This study aims to investigate how country-level characteristics influence the relationship between the adoption of international accounting standards and perceptions of corruption.
A quantitative analysis was conducted involving data from 130 countries, using information from Transparency International, the International Federation of Accountants and the World Bank.
The findings indicate that economic factors and law enforcement significantly strengthen the relationship between international accounting standards adoption and corruption perception. Cultural dimensions such as power distance and uncertainty avoidance moderate this relationship. Interestingly, this study reveals that the adoption of these standards is positively associated with corruption perception in developing countries but not in less developed and developed countries. This association is significantly positive in hybrid-regime and authoritarian countries, whereas it is weak in full-democracy and flawed-democracy countries.

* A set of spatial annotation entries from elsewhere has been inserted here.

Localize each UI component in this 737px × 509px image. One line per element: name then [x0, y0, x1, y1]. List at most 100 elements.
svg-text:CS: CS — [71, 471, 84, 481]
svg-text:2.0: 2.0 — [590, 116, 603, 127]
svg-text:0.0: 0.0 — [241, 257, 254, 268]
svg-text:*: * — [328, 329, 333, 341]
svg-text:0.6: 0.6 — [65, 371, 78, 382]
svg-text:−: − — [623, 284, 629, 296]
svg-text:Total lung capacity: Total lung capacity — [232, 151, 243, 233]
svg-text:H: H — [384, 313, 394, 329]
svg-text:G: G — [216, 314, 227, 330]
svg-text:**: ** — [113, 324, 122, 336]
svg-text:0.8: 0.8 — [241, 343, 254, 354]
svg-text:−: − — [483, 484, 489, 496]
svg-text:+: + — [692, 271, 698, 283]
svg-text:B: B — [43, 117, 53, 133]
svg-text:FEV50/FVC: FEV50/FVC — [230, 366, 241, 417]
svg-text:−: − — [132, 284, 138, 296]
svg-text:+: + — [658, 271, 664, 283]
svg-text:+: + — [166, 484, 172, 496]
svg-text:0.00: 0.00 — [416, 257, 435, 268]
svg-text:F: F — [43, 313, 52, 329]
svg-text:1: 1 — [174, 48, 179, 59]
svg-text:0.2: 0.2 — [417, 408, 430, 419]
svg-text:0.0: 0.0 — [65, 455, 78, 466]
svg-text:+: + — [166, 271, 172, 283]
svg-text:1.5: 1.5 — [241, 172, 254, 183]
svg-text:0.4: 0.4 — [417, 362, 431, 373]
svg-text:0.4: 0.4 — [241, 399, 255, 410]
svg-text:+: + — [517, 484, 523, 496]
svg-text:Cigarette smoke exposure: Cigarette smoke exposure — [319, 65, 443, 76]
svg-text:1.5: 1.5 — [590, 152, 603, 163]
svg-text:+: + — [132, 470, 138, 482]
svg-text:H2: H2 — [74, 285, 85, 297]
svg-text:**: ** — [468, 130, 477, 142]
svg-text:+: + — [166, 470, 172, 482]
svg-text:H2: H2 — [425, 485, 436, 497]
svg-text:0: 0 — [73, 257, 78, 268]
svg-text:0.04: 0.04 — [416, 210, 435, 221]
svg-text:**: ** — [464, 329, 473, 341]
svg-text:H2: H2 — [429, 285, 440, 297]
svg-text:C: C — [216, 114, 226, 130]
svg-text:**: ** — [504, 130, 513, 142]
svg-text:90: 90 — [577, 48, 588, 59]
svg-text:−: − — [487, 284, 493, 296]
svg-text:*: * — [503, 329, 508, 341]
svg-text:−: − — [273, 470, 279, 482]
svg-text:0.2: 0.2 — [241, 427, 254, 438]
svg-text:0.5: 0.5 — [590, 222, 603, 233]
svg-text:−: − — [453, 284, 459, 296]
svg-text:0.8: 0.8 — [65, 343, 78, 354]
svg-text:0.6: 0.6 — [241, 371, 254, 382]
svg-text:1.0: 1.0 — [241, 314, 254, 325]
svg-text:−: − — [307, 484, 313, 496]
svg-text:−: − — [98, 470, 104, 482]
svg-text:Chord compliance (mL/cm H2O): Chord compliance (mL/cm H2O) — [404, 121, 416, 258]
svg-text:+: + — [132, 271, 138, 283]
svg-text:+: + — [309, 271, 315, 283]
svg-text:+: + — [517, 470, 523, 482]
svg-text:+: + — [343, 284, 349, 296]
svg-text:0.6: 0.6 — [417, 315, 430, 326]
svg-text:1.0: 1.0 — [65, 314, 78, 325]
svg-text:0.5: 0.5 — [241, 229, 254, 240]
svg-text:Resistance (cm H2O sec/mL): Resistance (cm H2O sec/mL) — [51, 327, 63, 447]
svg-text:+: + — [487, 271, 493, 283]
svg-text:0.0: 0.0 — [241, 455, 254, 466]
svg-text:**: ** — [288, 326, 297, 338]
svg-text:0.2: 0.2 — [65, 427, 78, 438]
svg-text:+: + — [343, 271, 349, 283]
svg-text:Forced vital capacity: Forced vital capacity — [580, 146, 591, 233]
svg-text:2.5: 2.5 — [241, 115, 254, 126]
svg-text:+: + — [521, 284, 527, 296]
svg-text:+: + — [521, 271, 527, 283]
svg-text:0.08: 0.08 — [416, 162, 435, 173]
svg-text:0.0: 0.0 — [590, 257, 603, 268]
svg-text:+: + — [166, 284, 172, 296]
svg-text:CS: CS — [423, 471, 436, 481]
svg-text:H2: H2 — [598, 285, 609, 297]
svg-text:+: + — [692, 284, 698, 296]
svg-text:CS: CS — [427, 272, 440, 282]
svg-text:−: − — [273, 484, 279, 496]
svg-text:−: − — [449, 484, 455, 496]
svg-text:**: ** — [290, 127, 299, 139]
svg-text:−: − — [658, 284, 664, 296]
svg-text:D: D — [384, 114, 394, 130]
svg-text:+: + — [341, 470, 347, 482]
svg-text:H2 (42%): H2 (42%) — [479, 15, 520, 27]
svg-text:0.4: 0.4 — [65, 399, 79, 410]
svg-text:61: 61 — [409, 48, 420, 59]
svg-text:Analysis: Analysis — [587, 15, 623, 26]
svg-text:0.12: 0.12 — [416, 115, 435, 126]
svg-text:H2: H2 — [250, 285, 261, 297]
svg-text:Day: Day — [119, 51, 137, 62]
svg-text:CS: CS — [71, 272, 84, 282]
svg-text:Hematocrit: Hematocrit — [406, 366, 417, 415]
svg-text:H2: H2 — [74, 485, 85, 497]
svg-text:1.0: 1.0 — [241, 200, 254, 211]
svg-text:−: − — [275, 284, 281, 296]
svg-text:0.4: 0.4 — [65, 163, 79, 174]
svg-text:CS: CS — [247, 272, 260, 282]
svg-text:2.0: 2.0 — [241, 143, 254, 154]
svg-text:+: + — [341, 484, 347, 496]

The results offer several practical insights: countries adopting international accounting standards should consider country-level factors to improve implementation; multinational businesses can strategically choose countries with these standards and supportive characteristics for greater transparency; auditing firms can make informed decisions about engagements by evaluating the local implementation of these standards; international standard setters can see how accounting and auditing standards may reduce corruption perceptions in specific environments; and international financial institutions should consider each country’s context when requiring the adoption of these standards for loans in developing or less developed countries, enhancing their overall effectiveness.
This study enhances the understanding of international accounting standards by examining both private and public sector standards. It uniquely investigates how country-level characteristics, including economic, cultural, political and legal factors, serve as contingent factors.